La Motte returned frequently to the trap door, to listen if any body was in the abbey; but no sound disturbed the stillness of night; at length they sat down to supper; the repast was a melancholy one. “If the officers do not come hither to night,” said Madame La Motte, sighing, “suppose, my dear, Peter returns to Auboine to-morrow. He may there learn something more of this affair; or, at least, he might procure a carriage to convey us hence.”

“To be sure he might,” said La Motte, peevishly, “and people to attend it also. Peter would be an excellent person to shew the officers the way to the abbey, and to inform them of what they might else be in doubt about, my concealment here.”

“How cruel is this irony!” replied Madame La Motte, “I proposed only what I thought would be for our mutual good; my judgement was, perhaps, wrong, but my intention was certainly right.” Tears swelled into her eyes as she spoke these words. Adeline wished to relieve her; but delicacy kept her silent. La Motte observed the effect of his speech, and something like remorse touched his heart. He approached, and taking her hand, “You must allow for the perturbation of my mind,” said he, “I did not mean to afflict you thus. The idea of sending Peter to Auboine, where he has already done so much harm by his blunders, teased me, and I could not let it pass unnoticed. No, my dear, our only chance of safety is to remain where we are while our provisions last. If the officers do not come here to-night, they probably will to-morrow, or, perhaps, the next day. When they have searched the abbey, without finding me, they will depart; we may then emerge from this recess, and take measures for removing to a distant country.”

Madame La Motte acknowledged the justice of his words, and her mind being relieved by the little apology he had made, she became tolerably cheerful. Supper being ended, La Motte stationed the faithful, though simple Peter, at the foot of the steps that ascended to the closet; there to keep watch during the night. Having done this, he returned to the lower cells, where he had left his little family. The beds were spread, and having mournfully bad each other good night, they laid down, and implored rest.

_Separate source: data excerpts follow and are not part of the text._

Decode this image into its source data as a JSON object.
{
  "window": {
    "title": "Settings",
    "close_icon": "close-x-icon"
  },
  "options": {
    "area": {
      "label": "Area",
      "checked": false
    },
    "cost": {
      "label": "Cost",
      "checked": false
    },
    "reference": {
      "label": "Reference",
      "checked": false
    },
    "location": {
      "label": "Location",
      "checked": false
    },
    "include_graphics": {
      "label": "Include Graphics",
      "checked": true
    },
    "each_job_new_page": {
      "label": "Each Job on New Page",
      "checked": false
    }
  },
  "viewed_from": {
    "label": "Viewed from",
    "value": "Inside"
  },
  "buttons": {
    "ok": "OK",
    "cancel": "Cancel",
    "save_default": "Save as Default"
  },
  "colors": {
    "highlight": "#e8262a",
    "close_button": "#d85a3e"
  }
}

Adeline’s thoughts were too busy to suffer her to repose, and when she believed her companions were sunk in slumbers, she indulged the sorrow which reflection brought. She also looked forward to the future with the most mournful apprehension. “Should La Motte be seized, what was to become of her? She would then be a wanderer in the wide world; without friends to protect, or money to support her; the prospect was gloomy — was terrible!” She surveyed it and shuddered! The distresses too of Monsieur and Madame La Motte, whom she loved with the most lively affection, formed no inconsiderable part of her’s.

Sometimes she looked back to her father; but in him she only saw an enemy, from whom she must fly: this remembrance heightened her sorrow; yet it was not the recollection of the suffering he had occasioned her, by which she was so much afflicted, as by the sense of his unkindness: she wept bitterly. At length, with that artless piety, which innocence only knows, she addressed the Supreme Being, and resigned herself to his care. Her mind then gradually became peaceful and re-assured, and soon after she sunk to repose.